The next step is to test the significance of inclusion of a variable in the model. This is done by testing if inclusion of a variable has significant increase in the sum of explained squares. This is achieved by an analysis of the coefficient of determination for the whole model and R2 of models without variables of interest. The R2 without the model of interest is also referred to as the reduced model. To test the statistical significance of the each of the variable the t calculated and the t critical are compared. The t calculated is obtained by taking the regression coefficients divided by their standard error terms.
The R2 for the whole model is 0.941 or 94.1%. This means that variations in salary Increase are 94.1% explained by job performance and gender of the employee. This means that the independent variables explain 94.1% variations in the model. This leaves 5.9% to other factors and to other issues such as sampling errors. The F-static is used to analyse the significance of a variable to the whole model. The F-statistic takes into account the R2 for the complete and reduced model. The F-statistic can also be calculated by taking the residual sum of squares and degrees of freedom of the model.

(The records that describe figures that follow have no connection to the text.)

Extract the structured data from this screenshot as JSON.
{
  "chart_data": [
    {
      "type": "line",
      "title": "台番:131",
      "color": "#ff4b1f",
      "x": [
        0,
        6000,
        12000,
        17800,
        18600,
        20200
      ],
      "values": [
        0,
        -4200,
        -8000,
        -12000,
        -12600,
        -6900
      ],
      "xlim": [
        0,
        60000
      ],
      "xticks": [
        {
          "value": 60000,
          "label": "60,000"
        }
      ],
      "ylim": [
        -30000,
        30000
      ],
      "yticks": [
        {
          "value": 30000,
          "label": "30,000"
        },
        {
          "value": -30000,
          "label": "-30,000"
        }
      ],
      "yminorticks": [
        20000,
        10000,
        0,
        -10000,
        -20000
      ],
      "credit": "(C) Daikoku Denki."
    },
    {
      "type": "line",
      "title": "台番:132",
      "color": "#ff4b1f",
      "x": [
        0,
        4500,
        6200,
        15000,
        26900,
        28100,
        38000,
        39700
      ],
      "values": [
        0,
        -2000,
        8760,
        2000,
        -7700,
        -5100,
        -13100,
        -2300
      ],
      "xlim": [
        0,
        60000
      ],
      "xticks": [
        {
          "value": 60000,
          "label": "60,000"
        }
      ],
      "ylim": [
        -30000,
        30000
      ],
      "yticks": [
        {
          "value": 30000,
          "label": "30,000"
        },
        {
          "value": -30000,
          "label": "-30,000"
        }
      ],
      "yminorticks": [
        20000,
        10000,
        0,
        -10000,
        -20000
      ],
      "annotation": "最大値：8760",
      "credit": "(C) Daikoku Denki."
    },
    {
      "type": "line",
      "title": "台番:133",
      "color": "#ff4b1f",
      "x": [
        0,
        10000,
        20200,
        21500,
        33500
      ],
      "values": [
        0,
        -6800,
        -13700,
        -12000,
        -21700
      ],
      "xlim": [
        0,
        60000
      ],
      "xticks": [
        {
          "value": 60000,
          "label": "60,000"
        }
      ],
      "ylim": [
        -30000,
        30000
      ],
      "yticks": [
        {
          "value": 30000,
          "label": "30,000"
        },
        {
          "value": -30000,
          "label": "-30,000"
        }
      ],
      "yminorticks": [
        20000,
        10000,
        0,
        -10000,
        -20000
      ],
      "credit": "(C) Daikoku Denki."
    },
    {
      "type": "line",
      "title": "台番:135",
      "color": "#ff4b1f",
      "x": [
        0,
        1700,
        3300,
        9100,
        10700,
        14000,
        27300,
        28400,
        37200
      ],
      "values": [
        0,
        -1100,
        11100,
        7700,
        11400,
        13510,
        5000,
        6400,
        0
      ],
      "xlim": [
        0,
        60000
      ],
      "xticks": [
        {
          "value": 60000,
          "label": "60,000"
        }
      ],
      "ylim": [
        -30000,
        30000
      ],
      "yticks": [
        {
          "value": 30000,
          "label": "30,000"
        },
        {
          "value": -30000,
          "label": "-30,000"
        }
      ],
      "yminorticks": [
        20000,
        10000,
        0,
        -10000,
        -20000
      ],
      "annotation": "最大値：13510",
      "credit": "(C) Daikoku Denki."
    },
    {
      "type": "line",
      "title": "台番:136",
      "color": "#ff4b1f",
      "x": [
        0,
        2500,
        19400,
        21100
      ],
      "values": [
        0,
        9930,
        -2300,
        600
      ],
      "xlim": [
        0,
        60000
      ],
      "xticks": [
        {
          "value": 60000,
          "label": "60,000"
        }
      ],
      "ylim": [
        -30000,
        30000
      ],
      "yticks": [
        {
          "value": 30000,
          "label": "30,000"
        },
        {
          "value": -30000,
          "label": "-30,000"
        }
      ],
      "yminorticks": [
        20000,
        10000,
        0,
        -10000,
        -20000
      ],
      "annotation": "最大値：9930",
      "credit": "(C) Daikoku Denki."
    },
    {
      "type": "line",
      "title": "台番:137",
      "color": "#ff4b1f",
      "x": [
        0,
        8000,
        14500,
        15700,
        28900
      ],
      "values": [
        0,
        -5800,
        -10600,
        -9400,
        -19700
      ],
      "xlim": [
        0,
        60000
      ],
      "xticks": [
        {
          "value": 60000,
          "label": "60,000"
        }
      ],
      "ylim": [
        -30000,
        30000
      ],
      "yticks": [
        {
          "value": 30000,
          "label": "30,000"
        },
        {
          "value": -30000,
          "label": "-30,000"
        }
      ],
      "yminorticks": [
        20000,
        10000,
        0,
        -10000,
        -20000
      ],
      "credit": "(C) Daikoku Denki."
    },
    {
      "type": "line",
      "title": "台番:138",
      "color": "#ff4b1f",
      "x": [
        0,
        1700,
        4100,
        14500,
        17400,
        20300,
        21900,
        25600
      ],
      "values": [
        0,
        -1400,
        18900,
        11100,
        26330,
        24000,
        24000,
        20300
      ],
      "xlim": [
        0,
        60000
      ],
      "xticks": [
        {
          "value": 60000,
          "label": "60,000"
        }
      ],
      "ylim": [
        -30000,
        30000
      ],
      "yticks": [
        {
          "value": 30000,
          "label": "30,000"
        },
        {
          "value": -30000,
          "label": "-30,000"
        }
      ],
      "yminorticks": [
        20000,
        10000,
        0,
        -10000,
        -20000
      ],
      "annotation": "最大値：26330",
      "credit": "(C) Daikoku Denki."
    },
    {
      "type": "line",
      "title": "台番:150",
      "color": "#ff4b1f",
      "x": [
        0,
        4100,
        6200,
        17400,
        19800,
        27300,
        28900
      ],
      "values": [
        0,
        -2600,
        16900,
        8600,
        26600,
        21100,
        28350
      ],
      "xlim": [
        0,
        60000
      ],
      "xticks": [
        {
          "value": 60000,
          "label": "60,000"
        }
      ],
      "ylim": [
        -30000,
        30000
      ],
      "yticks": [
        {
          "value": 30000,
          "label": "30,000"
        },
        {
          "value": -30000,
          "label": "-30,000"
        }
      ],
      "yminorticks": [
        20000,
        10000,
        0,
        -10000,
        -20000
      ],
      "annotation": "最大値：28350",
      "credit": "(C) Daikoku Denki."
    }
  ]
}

The F critical is 17.81 at 1% level of significance. Comparing it with the calculated F statistic at 1% level of significance shows that the interaction term in the model is significant. This is because the F calculated is more than the F critical (Kleinbaum, 2008). Therefore, the interaction term adds significantly to the explanatory power of the model. The conclusion is that evaluation of job performance is discriminatory towards women. Therefore, the law firm can obtain evidence and build a successful case against the firm. However, evidence to validate the first claims is not available.
In conclusion, multiple regression model is thus useful in analysing the influence of a change in one of the dependent variables. It is useful to analysts to control multiple factors that simultaneously affect a variable in determination. It is used in the example model to determine if there is gender discrimination in the salary increase of employees.